How can I set the limit to a certain number of lines?

My wiry selfmade logfile should be read only the last n lines, e.g. 10. I've been typing something like NR-1 but that gives just the line before the very last one. So how can I set a range like NR>=1&&NR<=5 or even more sophisticated /~^start !/,/~^stop !/ ?
If someone can give me a hint that would be great, thanks in advance.

Don_Cragun · June 15, 2014, 6:03pm

Is this a homework assignment? If so, please repost as directed here: Rules for Homework & Coursework Questions Forum

RudiC · June 15, 2014, 6:06pm

Not sure I understand the logics of your code snippet. After appending stdout of the head command to /home/uplog.txt, you pipe stdout (which will be empty) to awk 's stdin but make awk read the recently appended to file /home/uplog.txt at the same time? That can't work.
Does it have to be awk ? Then you need e.g. a circular buffer that you print in the END section. Did you try the tail command?

1in10 · June 15, 2014, 6:10pm

It is not a homework, I am not a student of IT, surely just for my machine here. Yes, there are people out there who do scripts for themselves, just like me. And I've been searching on various sites to find a solution.
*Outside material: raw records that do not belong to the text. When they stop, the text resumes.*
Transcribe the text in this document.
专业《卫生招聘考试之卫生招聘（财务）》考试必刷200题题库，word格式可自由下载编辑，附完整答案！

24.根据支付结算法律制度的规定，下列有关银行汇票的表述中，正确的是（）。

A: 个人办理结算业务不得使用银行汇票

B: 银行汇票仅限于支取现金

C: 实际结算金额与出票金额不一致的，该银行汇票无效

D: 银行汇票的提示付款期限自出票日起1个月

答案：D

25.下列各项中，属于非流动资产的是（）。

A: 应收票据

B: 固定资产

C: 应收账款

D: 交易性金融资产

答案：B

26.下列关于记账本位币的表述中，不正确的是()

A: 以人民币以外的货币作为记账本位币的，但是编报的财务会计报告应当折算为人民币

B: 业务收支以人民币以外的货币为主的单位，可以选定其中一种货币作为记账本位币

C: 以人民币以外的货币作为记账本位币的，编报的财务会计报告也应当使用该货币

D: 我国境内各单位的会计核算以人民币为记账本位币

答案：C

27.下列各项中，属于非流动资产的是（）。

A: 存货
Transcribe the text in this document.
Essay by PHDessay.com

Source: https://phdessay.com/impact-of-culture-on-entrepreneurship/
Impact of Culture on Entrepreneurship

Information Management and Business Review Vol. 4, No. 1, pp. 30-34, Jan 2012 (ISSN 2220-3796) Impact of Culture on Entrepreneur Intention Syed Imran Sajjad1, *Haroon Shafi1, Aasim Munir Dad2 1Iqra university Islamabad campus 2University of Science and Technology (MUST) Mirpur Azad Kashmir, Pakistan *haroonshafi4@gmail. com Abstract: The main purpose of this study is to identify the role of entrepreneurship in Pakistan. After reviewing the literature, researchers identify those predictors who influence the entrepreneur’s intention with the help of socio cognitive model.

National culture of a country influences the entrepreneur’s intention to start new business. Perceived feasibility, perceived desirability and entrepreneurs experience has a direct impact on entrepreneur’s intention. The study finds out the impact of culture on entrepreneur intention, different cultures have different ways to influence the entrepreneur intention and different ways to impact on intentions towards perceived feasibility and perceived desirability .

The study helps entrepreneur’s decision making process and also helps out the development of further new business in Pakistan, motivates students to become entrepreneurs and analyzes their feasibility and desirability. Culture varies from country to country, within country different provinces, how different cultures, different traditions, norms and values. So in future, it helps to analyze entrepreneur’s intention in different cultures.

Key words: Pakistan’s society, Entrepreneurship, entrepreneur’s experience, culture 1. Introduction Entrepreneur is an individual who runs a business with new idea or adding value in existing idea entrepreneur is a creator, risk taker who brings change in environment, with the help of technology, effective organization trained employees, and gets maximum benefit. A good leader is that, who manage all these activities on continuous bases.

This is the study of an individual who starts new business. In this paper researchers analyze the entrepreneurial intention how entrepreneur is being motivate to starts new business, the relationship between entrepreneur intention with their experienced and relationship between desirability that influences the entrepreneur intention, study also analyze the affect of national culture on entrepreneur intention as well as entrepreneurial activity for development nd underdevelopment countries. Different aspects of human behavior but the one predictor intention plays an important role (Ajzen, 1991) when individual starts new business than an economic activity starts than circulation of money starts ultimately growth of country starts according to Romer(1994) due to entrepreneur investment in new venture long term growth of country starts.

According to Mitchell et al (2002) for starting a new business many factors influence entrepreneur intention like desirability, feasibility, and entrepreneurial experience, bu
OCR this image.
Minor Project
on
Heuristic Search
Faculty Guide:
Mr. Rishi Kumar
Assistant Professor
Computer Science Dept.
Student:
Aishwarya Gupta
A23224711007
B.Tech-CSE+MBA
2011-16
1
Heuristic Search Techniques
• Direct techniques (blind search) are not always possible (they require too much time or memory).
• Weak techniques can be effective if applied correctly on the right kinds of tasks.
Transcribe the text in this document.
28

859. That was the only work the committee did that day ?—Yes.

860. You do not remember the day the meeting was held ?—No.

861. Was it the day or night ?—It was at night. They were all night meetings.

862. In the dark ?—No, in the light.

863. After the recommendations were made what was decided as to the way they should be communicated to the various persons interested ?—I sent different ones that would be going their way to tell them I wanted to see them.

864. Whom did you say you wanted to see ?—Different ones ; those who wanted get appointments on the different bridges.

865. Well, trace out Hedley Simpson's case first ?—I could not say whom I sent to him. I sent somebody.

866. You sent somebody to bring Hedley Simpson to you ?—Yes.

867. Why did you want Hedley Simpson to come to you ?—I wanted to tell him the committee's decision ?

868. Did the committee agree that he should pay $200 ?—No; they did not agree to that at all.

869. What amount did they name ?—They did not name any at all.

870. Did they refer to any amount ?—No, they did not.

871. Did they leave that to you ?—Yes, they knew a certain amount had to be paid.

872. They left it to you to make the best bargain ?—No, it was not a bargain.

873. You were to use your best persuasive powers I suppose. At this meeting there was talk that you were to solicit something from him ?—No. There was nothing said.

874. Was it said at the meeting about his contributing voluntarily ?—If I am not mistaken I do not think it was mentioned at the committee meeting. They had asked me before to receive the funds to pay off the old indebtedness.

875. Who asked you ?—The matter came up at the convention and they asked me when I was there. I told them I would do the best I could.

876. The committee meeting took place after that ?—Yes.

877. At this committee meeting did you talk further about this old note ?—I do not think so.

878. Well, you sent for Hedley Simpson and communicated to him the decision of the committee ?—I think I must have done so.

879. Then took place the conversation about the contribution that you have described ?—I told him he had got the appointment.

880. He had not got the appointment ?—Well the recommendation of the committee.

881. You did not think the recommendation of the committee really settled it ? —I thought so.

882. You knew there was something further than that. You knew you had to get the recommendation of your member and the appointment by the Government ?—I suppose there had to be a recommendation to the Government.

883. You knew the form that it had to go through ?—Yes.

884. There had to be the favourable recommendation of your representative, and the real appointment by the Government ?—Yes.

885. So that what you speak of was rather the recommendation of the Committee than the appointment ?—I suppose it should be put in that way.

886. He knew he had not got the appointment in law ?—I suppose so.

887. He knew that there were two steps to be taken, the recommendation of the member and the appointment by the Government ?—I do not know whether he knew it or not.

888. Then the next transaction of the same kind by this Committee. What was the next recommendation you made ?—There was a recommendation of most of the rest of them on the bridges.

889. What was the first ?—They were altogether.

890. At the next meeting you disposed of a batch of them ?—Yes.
---------- Post updated at 07:10 PM ---------- Previous update was at 07:07 PM ----------

It is not a homework, I am not a student of IT, surely just for my machine here. Yes, there are people out there who do scripts for themselves, just like me. And I've been searching on various sites to find a solution. I tried that tail-command as well. But I'd need that one as doing a step ahead in awk.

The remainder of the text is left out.